Homélie dimanche 27/09: Les publicains et les prostituées vous précèdent dans le Royaume de Dieu.

XXVIème DIMANCHE DU TEMPS ORDINAIRE A

L1 : Ez 18, 25-28 ; Ps 25(24) ; L2 : Ph 2, 1-11 ; Evangile : Mt 21, 28-32

Les publicains et les prostituées vous précèdent dans le Royaume de Dieu.

Surprenante, stupéfiante, excessive, provocatrice,… frères et sœurs, pensez tout ce que vous voulez de la parole citée ci-dessus, elle sera sortie de la bouche de Jésus qui la dit, persiste et signe.

Parole de Jésus, elle est aussi Parole de Dieu, la Parole d’un Dieu tel que, autant le ciel est élevé au-dessus de la terre, autant ses chemins sont élevés au-dessus des nôtres et ses pensées, au-dessus de nos pensées (Is 55, 8-9), comme nous le rappelle le Prophète Isaïe dans la première Lecture du dimanche dernier ; un Dieu tel qu’Israël, renversé dans sa logique toute humaine, l’attaque, trouvant sa conduite étrange ; un Dieu qui épouse la cause du pécheur tout en haïssant le péché, un Dieu qui
soutient l’opprimé tout en désirant la conversion de l’oppresseur. C’est ce Dieu qui, à travers son Fils Jésus, parle aux chefs des prêtres et aux anciens du peuple : Les publicains et les prostituées vous précèdent dans le Royaume de Dieu.

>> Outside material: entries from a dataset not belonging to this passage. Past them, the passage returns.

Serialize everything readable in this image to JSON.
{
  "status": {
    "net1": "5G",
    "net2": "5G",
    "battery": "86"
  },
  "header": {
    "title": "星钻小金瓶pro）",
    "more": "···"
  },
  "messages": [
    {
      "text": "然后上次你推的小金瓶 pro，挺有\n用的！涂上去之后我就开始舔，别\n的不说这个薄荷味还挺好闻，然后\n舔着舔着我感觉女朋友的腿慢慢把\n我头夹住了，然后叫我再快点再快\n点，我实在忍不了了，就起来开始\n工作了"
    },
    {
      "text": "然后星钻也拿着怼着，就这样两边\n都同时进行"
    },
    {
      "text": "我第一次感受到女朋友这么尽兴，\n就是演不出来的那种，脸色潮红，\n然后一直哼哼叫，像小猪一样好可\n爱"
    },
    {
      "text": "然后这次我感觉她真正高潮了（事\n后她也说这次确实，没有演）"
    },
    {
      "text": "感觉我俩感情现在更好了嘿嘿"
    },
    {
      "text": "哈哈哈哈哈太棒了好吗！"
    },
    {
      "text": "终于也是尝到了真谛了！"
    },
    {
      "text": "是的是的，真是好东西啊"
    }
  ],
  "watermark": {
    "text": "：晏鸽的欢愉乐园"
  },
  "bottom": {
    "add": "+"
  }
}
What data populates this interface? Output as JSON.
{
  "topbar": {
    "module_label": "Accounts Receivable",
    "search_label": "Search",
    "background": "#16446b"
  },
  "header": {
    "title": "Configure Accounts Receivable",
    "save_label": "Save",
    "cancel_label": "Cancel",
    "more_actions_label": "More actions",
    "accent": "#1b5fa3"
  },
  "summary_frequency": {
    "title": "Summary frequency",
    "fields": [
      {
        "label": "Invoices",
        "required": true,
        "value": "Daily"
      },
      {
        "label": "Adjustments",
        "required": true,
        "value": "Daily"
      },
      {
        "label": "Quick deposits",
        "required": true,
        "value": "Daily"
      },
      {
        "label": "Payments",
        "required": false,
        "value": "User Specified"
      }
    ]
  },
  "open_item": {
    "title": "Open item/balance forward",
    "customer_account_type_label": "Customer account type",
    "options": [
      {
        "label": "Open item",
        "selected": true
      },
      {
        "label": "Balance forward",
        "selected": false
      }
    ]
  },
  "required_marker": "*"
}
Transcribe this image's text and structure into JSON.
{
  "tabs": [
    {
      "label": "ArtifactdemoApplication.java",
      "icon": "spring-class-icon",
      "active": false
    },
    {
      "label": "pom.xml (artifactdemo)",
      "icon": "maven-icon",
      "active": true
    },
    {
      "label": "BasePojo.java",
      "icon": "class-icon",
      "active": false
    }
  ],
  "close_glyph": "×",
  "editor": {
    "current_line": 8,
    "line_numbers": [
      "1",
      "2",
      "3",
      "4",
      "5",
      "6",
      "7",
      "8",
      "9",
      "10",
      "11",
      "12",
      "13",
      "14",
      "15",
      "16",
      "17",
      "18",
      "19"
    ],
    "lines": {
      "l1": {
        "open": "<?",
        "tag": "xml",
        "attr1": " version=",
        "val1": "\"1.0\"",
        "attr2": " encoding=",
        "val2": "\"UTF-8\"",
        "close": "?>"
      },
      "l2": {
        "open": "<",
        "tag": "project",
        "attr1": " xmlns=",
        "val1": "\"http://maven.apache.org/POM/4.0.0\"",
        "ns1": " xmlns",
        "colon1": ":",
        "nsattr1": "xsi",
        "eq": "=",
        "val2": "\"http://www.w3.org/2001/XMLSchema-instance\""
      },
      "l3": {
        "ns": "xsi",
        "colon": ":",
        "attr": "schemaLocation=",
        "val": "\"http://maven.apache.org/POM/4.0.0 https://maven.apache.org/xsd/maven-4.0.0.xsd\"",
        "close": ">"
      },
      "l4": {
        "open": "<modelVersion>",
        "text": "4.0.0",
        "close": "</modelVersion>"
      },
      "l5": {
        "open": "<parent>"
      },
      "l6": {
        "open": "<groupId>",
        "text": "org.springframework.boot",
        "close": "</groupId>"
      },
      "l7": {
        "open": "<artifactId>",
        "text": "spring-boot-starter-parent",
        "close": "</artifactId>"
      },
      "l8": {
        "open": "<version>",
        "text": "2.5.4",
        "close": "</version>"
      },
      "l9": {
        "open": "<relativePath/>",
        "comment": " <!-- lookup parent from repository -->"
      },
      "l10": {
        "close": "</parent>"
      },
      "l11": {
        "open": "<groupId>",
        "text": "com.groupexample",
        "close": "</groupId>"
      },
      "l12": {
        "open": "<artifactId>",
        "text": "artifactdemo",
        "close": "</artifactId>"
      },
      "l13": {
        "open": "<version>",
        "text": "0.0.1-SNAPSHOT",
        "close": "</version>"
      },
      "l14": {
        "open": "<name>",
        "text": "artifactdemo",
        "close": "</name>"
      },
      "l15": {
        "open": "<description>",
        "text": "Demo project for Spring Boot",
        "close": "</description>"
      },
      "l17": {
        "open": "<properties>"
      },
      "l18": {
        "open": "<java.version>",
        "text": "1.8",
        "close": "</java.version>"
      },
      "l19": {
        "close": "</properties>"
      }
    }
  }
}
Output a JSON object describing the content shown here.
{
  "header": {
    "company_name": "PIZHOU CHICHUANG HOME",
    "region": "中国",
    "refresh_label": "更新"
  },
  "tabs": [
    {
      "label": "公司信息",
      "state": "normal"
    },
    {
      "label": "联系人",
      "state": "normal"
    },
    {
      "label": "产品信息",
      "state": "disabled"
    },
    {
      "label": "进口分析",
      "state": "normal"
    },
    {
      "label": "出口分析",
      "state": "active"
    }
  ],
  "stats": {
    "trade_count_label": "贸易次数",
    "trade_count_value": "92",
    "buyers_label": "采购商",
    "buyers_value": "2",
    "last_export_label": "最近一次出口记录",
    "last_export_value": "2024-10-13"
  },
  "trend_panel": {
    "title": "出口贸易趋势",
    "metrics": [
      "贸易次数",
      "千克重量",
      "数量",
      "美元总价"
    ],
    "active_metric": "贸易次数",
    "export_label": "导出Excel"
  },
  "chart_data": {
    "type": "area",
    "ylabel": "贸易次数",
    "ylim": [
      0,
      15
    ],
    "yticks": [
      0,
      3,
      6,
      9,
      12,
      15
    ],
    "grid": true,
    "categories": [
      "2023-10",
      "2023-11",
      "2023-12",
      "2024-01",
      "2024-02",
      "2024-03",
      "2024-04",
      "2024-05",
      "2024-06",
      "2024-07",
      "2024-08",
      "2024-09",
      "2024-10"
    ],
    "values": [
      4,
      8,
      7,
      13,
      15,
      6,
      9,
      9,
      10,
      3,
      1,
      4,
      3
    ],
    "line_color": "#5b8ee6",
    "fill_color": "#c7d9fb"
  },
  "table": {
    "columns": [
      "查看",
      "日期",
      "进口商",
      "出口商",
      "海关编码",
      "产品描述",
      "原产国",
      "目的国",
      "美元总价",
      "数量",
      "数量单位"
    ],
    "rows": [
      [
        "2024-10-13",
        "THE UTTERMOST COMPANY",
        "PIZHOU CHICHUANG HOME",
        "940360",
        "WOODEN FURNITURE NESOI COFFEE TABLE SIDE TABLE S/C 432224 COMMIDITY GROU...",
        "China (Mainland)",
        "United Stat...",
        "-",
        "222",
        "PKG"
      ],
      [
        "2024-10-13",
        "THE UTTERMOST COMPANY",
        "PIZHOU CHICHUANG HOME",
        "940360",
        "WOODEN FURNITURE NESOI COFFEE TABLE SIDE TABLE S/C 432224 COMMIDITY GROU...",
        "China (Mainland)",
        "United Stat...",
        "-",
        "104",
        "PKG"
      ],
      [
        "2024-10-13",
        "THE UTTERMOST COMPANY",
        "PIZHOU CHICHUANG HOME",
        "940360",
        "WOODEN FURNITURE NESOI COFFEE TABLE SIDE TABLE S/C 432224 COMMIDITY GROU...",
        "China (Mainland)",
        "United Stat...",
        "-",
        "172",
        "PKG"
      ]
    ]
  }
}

Demandons-nous qui sont les publicains et les prostituées en question.
Dans la bouche de Jésus, ces deux termes n’ont rien d’abstrait. En effet, pendant sa vie publique, le Maître de Nazareth rencontre de nombreux publicains. Deux sont connus de nom : Matthieu et Zachée. Ces fréquentations lui attirent des remarques désobligeantes de la part des
Pharisiens (cf. Lc 15, 2). Pareillement, quoique Rabbi juif, Jésus ne se dérobe pas au contact avec des prostituées (cf. 7, 36-50) qui, elles aussi, marquent l’histoire du nom emblématique de Marie-Madeleine. Mais il semble aussi que Jésus entende aussi résumer sous ces deux termes de publicains et de prostituées l’ensemble des hommes et des femmes qui ne se conforment pas aux commandements de Dieu. Je crois aussi qu’il y inclut tous ceux que nous estimons pécheurs selon nos critères personnels ou sociaux, ceux que nous méprisons sans connaître leur histoire, que nous condamnons sans établir leurs fautes, ceux auxquels nous nous comparons pour nous trouver meilleurs qu’eux. Mais si nous le sommes, est-ce normal qu’ils nous devancent dans le Royaume de Dieu ?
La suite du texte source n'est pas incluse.